S-PE で受信したリモート障害は、変更されずに MS-PW に沿って渡されるだけです。ローカル障害は、S-PEが関与する疑似回線の両方のセグメントに送信されます。
MS-PW の Pseudowire TLV サポート
MS-PW は、LDP SP-PE TLV に対して以下のサポートを提供します [RFC 6073]
MS-PW の LDP SP-PE TLV には、以下が含まれます。
ローカル IP アドレス
リモートIPアドレス
SP-PE は、ラベル マッピング メッセージに LDP SP-PE TLV を追加します。各 SP-PE は、ローカル LDP SP-PE TLV を、他のセグメントから受信した SP-PE リストに追加します。
擬似回線ステータス通知メッセージには、SP-PE で通知が生成された場合の LDP SP-PE TLV が含まれます。
サポートされている機能とサポートされていない機能
Junos OS は MS-PW で以下の機能をサポートします。
MS-PW を構築する SS-PW ごとに MPLS PSN を使用します。
MS-PW - イーサネットまたは VLAN-CCC の各 SS-PW に対して同じ疑似回線カプセル化。
各 SS-PW を設定するエンドツーエンドの疑似配線シグナリング プロトコルとして T-LDP を使用した一般化された PWid FEC。
MP-BGP を使用して、MS-PW に関連する SS-PW ごとに 2 つのエンドポイントPE を自動検出します。
MS-PW を形成するために 2 つのサイドバイサイド SS-PW をステッチングする標準的な MPLS 操作。
S-PE の自動検出により、MS-PW を動的に配置できます。
S-PE の最小プロビジョニング。
エンドツーエンド MPLS ping またはエンドツーエンドの S-PE MPLS ping、MPLS パス トレース、エンドツーエンドの VCV、BFD(Bidirectional Forwarding Detection)を含む OAM(運用、管理、保守)のメカニズム。

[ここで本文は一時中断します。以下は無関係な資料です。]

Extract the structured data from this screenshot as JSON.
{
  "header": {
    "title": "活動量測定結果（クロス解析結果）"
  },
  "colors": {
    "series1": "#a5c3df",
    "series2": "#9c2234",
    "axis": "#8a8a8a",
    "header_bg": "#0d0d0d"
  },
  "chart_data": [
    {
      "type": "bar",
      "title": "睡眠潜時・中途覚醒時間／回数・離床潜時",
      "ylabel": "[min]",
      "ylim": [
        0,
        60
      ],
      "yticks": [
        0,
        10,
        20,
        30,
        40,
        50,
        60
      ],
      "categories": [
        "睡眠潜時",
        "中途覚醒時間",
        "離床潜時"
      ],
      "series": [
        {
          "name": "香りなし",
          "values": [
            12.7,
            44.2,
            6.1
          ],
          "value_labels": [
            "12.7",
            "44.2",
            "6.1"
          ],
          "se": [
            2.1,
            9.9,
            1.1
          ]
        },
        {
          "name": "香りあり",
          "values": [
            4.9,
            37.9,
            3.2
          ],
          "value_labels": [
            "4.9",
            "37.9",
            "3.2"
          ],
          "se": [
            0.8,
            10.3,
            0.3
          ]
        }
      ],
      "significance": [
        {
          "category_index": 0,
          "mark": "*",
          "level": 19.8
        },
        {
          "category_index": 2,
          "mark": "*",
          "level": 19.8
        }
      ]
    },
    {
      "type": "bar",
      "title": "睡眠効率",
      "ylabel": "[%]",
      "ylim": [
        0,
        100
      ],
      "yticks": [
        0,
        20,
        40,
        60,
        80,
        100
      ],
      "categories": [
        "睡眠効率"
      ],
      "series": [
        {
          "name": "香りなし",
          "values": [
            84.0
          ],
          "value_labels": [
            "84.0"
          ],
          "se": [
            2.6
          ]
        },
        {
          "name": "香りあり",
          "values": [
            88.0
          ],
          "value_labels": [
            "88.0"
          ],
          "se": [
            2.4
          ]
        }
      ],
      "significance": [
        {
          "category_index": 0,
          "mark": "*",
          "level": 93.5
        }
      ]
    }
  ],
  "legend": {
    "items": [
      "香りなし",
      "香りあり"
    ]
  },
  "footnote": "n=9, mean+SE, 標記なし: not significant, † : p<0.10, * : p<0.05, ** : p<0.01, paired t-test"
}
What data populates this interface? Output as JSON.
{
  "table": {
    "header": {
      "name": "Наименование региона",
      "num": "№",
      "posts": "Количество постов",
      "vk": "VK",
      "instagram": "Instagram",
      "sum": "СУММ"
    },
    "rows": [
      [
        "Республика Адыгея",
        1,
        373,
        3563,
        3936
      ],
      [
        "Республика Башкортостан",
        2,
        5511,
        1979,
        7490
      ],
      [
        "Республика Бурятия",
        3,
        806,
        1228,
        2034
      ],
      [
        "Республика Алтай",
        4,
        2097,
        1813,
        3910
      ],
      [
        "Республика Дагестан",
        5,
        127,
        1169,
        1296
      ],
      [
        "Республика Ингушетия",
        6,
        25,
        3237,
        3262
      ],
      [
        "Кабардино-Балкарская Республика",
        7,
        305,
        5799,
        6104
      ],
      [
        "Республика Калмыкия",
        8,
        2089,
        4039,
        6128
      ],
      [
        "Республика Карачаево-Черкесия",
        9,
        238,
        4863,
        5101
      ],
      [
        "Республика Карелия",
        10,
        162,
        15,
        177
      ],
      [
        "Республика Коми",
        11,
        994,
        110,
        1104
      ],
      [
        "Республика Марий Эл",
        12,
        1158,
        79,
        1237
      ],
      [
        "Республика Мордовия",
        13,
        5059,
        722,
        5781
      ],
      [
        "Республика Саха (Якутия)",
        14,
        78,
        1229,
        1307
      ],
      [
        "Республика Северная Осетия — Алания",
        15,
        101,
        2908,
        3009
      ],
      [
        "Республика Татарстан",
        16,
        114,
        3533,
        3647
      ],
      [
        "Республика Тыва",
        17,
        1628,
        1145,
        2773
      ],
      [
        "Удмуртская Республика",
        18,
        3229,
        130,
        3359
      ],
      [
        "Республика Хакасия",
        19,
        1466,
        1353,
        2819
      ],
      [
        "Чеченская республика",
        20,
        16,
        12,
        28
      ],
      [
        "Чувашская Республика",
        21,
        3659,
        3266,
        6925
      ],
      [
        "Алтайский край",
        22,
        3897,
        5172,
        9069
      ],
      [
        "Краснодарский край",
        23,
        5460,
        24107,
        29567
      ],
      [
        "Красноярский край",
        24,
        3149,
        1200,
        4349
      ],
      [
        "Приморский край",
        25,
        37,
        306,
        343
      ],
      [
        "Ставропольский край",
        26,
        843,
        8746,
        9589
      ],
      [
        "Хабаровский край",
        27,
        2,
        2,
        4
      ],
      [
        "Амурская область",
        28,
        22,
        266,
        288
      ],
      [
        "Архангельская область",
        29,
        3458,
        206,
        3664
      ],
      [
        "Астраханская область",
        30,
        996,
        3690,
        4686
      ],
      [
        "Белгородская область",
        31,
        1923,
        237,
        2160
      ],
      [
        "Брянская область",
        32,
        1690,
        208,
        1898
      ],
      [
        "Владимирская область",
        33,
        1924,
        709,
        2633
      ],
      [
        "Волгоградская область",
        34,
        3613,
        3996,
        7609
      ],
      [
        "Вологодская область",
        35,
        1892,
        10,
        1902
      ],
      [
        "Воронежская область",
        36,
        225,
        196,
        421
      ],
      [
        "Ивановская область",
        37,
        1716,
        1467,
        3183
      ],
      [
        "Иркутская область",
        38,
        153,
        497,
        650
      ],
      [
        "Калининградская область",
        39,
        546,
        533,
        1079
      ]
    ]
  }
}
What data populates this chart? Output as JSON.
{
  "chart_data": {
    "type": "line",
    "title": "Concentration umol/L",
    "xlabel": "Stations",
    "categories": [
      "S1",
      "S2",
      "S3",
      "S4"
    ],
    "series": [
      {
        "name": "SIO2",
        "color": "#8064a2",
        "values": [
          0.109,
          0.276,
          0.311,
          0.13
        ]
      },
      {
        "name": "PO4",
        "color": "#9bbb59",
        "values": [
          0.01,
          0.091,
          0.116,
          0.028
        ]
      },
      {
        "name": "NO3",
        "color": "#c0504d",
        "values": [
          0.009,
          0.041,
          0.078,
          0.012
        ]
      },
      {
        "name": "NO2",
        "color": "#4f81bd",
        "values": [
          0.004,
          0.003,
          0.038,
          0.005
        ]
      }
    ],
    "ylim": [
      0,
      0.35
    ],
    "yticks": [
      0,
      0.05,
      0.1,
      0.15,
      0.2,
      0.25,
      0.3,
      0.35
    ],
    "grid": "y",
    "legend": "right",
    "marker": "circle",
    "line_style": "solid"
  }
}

MS-PW の Pseudowirewithing Point(SP)PE TLV。
MS-PW の複合ネクスト ホップ。
MS-PW の Pseudowire ステータス TLV
Junos OS は、以下の MS-PW 機能をサポートしていません。
LDP FEC 128 と LDP FEC 129 の混在。
各ラベルが静的にプロビジョニングされる静的擬似回線。
グレースフル ルーティング エンジン スイッチオーバー。
ノンストップアクティブルーティング。
マルチホーム。
OAM における部分的な接続検証(S-PE から発信)。